1162 1167 -44.033330
1163 1165 349.176351
1164 1166 -92.682585
1167 -114.699250
1166 1167 -22.016665
[156938 rows x 1 columns]
There is, however, a much more efficient way of creating edges that involve a simple distance threshold such as the one above
Creating Edges on a FastTrack¶
In order to efficiently create edges including a selection of edges via a simple distance threshold as above, one should use the create_edges_ft
method. It relies on a sorted DataFrame, so we need to sort g.v
first
g.v.sort_values('x', inplace=True)
g.create_edges_ft(ft_feature=('x', 1000))
g
<DeepGraph object, with n=1168 node(s) and m=156938 edge(s) at 0x7facf3b35dd8>
Let’s compare the efficiency
%timeit -n3 -r3 g.create_edges(connectors=x_dist, selectors=x_dist_selector)
3 loops, best of 3: 557 ms per loop
%timeit -n3 -r3 g.create_edges_ft(ft_feature=('x', 1000))

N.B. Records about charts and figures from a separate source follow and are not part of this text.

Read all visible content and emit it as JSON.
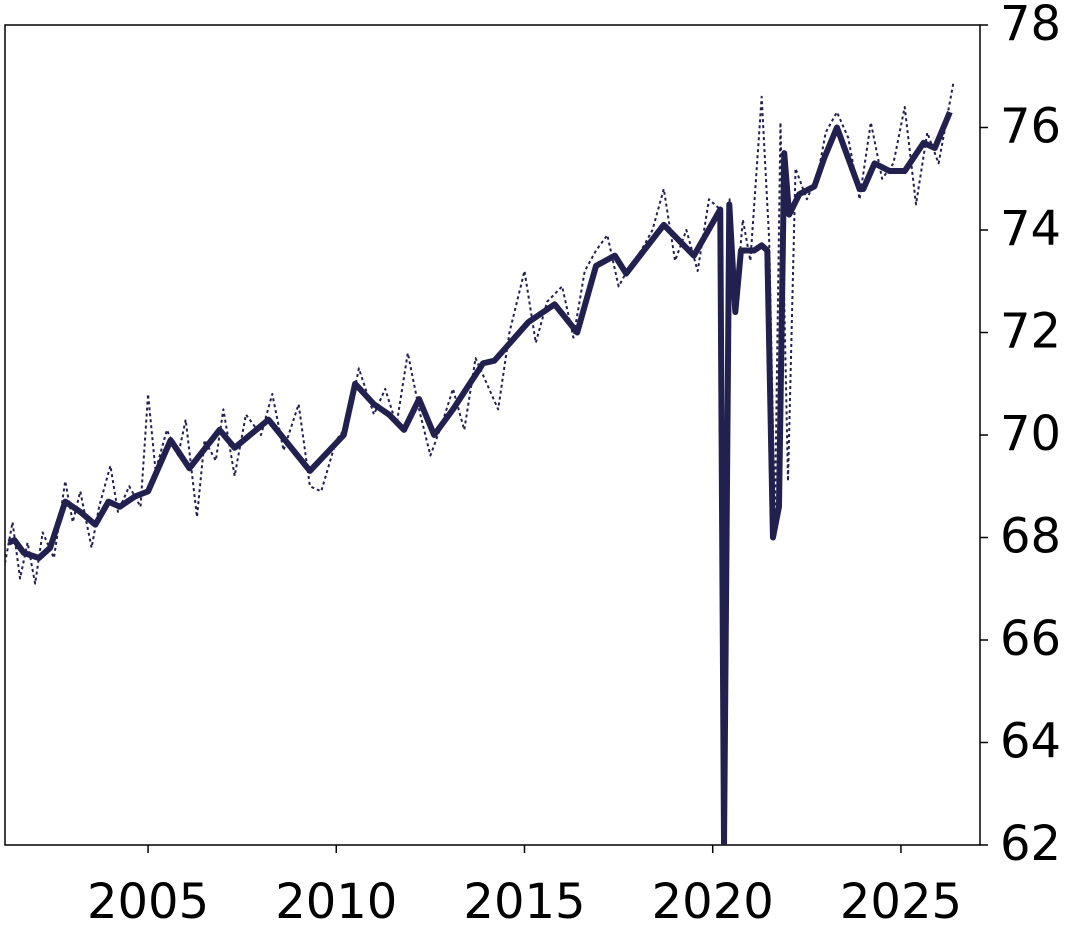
{
  "chart_data": {
    "type": "line",
    "xlim": [
      2001.2,
      2027.1
    ],
    "ylim": [
      62,
      78
    ],
    "xticks": [
      2005,
      2010,
      2015,
      2020,
      2025
    ],
    "yticks": [
      62,
      64,
      66,
      68,
      70,
      72,
      74,
      76,
      78
    ],
    "y_axis_side": "right",
    "series": [
      {
        "color": "#22204f",
        "linestyle": "dotted",
        "width": 2,
        "x": [
          2001.2,
          2001.4,
          2001.6,
          2001.8,
          2002.0,
          2002.2,
          2002.5,
          2002.8,
          2003.0,
          2003.2,
          2003.5,
          2003.7,
          2004.0,
          2004.2,
          2004.5,
          2004.8,
          2005.0,
          2005.2,
          2005.5,
          2005.8,
          2006.0,
          2006.3,
          2006.5,
          2006.8,
          2007.0,
          2007.3,
          2007.6,
          2008.0,
          2008.3,
          2008.6,
          2009.0,
          2009.3,
          2009.6,
          2010.0,
          2010.3,
          2010.6,
          2011.0,
          2011.3,
          2011.6,
          2011.9,
          2012.2,
          2012.5,
          2012.8,
          2013.1,
          2013.4,
          2013.7,
          2014.0,
          2014.3,
          2014.6,
          2015.0,
          2015.3,
          2015.6,
          2016.0,
          2016.3,
          2016.6,
          2016.9,
          2017.2,
          2017.5,
          2017.8,
          2018.1,
          2018.4,
          2018.7,
          2019.0,
          2019.3,
          2019.6,
          2019.9,
          2020.2,
          2020.3,
          2020.45,
          2020.6,
          2020.8,
          2021.0,
          2021.3,
          2021.5,
          2021.65,
          2021.8,
          2022.0,
          2022.2,
          2022.5,
          2022.8,
          2023.0,
          2023.3,
          2023.6,
          2023.9,
          2024.2,
          2024.5,
          2024.8,
          2025.1,
          2025.4,
          2025.7,
          2026.0,
          2026.4
        ],
        "values": [
          67.5,
          68.3,
          67.2,
          67.9,
          67.1,
          68.1,
          67.6,
          69.1,
          68.3,
          68.9,
          67.8,
          68.6,
          69.4,
          68.5,
          69.0,
          68.6,
          70.8,
          69.3,
          70.1,
          69.6,
          70.3,
          68.4,
          69.9,
          69.5,
          70.5,
          69.2,
          70.4,
          70.0,
          70.8,
          69.7,
          70.6,
          69.0,
          68.9,
          69.9,
          70.2,
          71.3,
          70.4,
          70.9,
          70.2,
          71.6,
          70.5,
          69.6,
          70.2,
          70.9,
          70.1,
          71.5,
          71.0,
          70.5,
          72.0,
          73.2,
          71.8,
          72.6,
          72.9,
          71.9,
          73.2,
          73.6,
          73.9,
          72.9,
          73.3,
          73.6,
          74.0,
          74.8,
          73.4,
          74.0,
          73.2,
          74.6,
          74.4,
          62.0,
          74.6,
          72.5,
          74.2,
          73.4,
          76.6,
          73.8,
          68.3,
          76.1,
          69.1,
          75.2,
          74.6,
          75.1,
          75.9,
          76.3,
          75.8,
          74.6,
          76.1,
          75.0,
          75.3,
          76.4,
          74.5,
          75.9,
          75.3,
          76.9
        ]
      },
      {
        "color": "#22204f",
        "linestyle": "solid",
        "width": 6,
        "x": [
          2001.3,
          2001.45,
          2001.7,
          2002.1,
          2002.4,
          2002.8,
          2003.2,
          2003.6,
          2003.95,
          2004.25,
          2004.65,
          2005.0,
          2005.6,
          2006.1,
          2006.9,
          2007.3,
          2008.2,
          2009.3,
          2010.2,
          2010.5,
          2011.0,
          2011.4,
          2011.8,
          2012.2,
          2012.6,
          2013.1,
          2013.9,
          2014.2,
          2015.1,
          2015.8,
          2016.4,
          2016.9,
          2017.4,
          2017.7,
          2018.7,
          2019.1,
          2019.5,
          2020.2,
          2020.3,
          2020.44,
          2020.6,
          2020.75,
          2021.1,
          2021.3,
          2021.45,
          2021.6,
          2021.76,
          2021.9,
          2022.03,
          2022.3,
          2022.7,
          2022.96,
          2023.3,
          2023.6,
          2023.9,
          2024.0,
          2024.3,
          2024.7,
          2025.1,
          2025.6,
          2025.9,
          2026.3
        ],
        "values": [
          67.9,
          67.95,
          67.7,
          67.6,
          67.8,
          68.7,
          68.5,
          68.25,
          68.7,
          68.6,
          68.8,
          68.9,
          69.9,
          69.35,
          70.1,
          69.75,
          70.3,
          69.3,
          70.0,
          71.0,
          70.6,
          70.4,
          70.1,
          70.7,
          70.0,
          70.5,
          71.4,
          71.45,
          72.2,
          72.55,
          72.0,
          73.3,
          73.5,
          73.15,
          74.1,
          73.8,
          73.5,
          74.4,
          62.0,
          74.5,
          72.4,
          73.6,
          73.6,
          73.7,
          73.6,
          68.0,
          68.6,
          75.5,
          74.3,
          74.7,
          74.85,
          75.4,
          76.0,
          75.4,
          74.8,
          74.8,
          75.3,
          75.15,
          75.15,
          75.7,
          75.6,
          76.3
        ]
      }
    ]
  }
}
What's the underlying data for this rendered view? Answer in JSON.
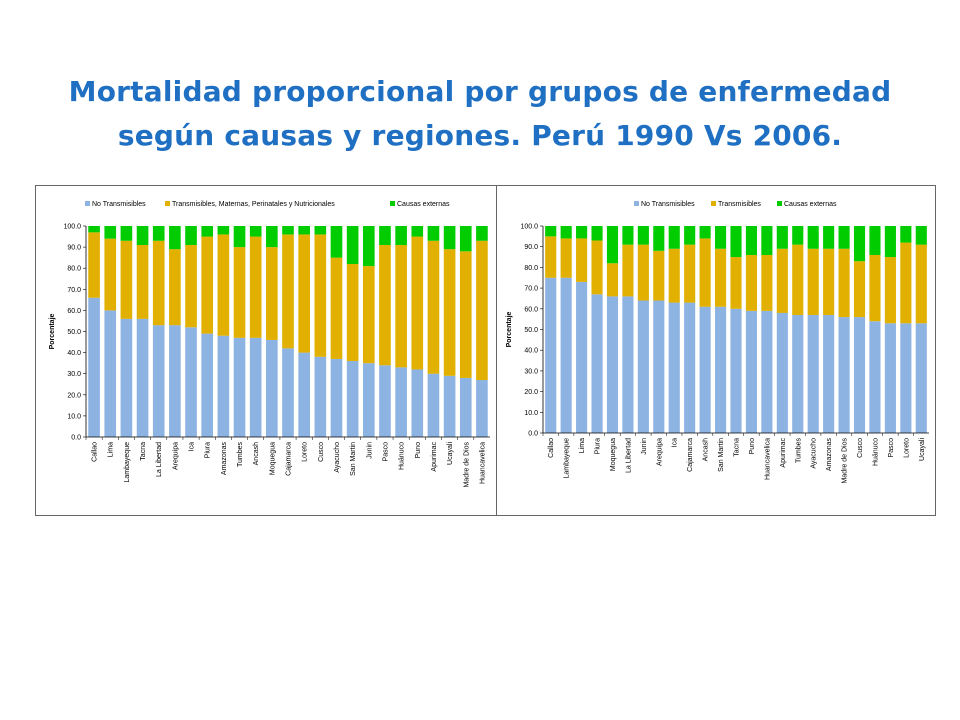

3 loops, best of 3: 167 ms per loop
The create_edges_ft
method also accepts connectors and selectors as input. Let’s connect only those measurements that are close in space and time
def y_dist(y_s, y_t):
dy = y_t - y_s
return dy
def time_dist(time_t, time_s):
dt = time_t - time_s
return dt
def y_dist_selector(dy, sources, targets):
dya = np.abs(dy)
sources = sources[dya <= 100]
targets = targets[dya <= 100]
return sources, targets
def time_dist_selector(dt, sources, targets):
dta = np.abs(dt)
sources = sources[dta <= 1]
targets = targets[dta <= 1]
return sources, targets
g.create_edges_ft(ft_feature=('x', 100),
connectors=[y_dist, time_dist],
selectors=[y_dist_selector, time_dist_selector])
g
<DeepGraph object, with n=1168 node(s) and m=1899 edge(s) at 0x7facf3b35dd8>
print(g.e)
dt dy ft_r
s t
890 867 -1 19.311136 33.415831
867 843 -1 17.678482 33.415831
843 818 -1 16.045829 33.415831
818 792 -1 14.413176 33.415831
792 766 -1 12.780523 33.415831
... .. ... ...
244 203 -1 -10.825226 15.455612
203 159 -1 -12.457879 15.455612
159 114 -1 -14.090532 15.455612
114 65 -1 -15.723185 15.455612
65 16 -1 -17.355838 15.455612
[1899 rows x 3 columns]
We can now plot the flying balls and the edges we just created with the plot_2d
method
obj = g.plot_2d('x', 'y', edges=True,
kwds_scatter={'c': g.v.ball_id, 's': g.v.time})
obj['ax'].set_xlim(1000,3000)

Graph Partitioning¶
The DeepGraph
class also offers methods to partition nodes
, edges
and an entire graph
. See the docstrings and the other tutorials for details and examples.
Graph Interfaces¶
Furthermore, you may inspect the docstrings of return_cs_graph
, return_nx_graph
and return_gt_graph
to see how to convert from DeepGraph’s DataFrame representation of a network to sparse adjacency matrices, NetworkX’s network representation and graph_tool’s network representation.
Plotting Methods¶
DeepGraph also offers a number of useful Plotting methods. See plotting methods for details and have a look at the other tutorials for examples.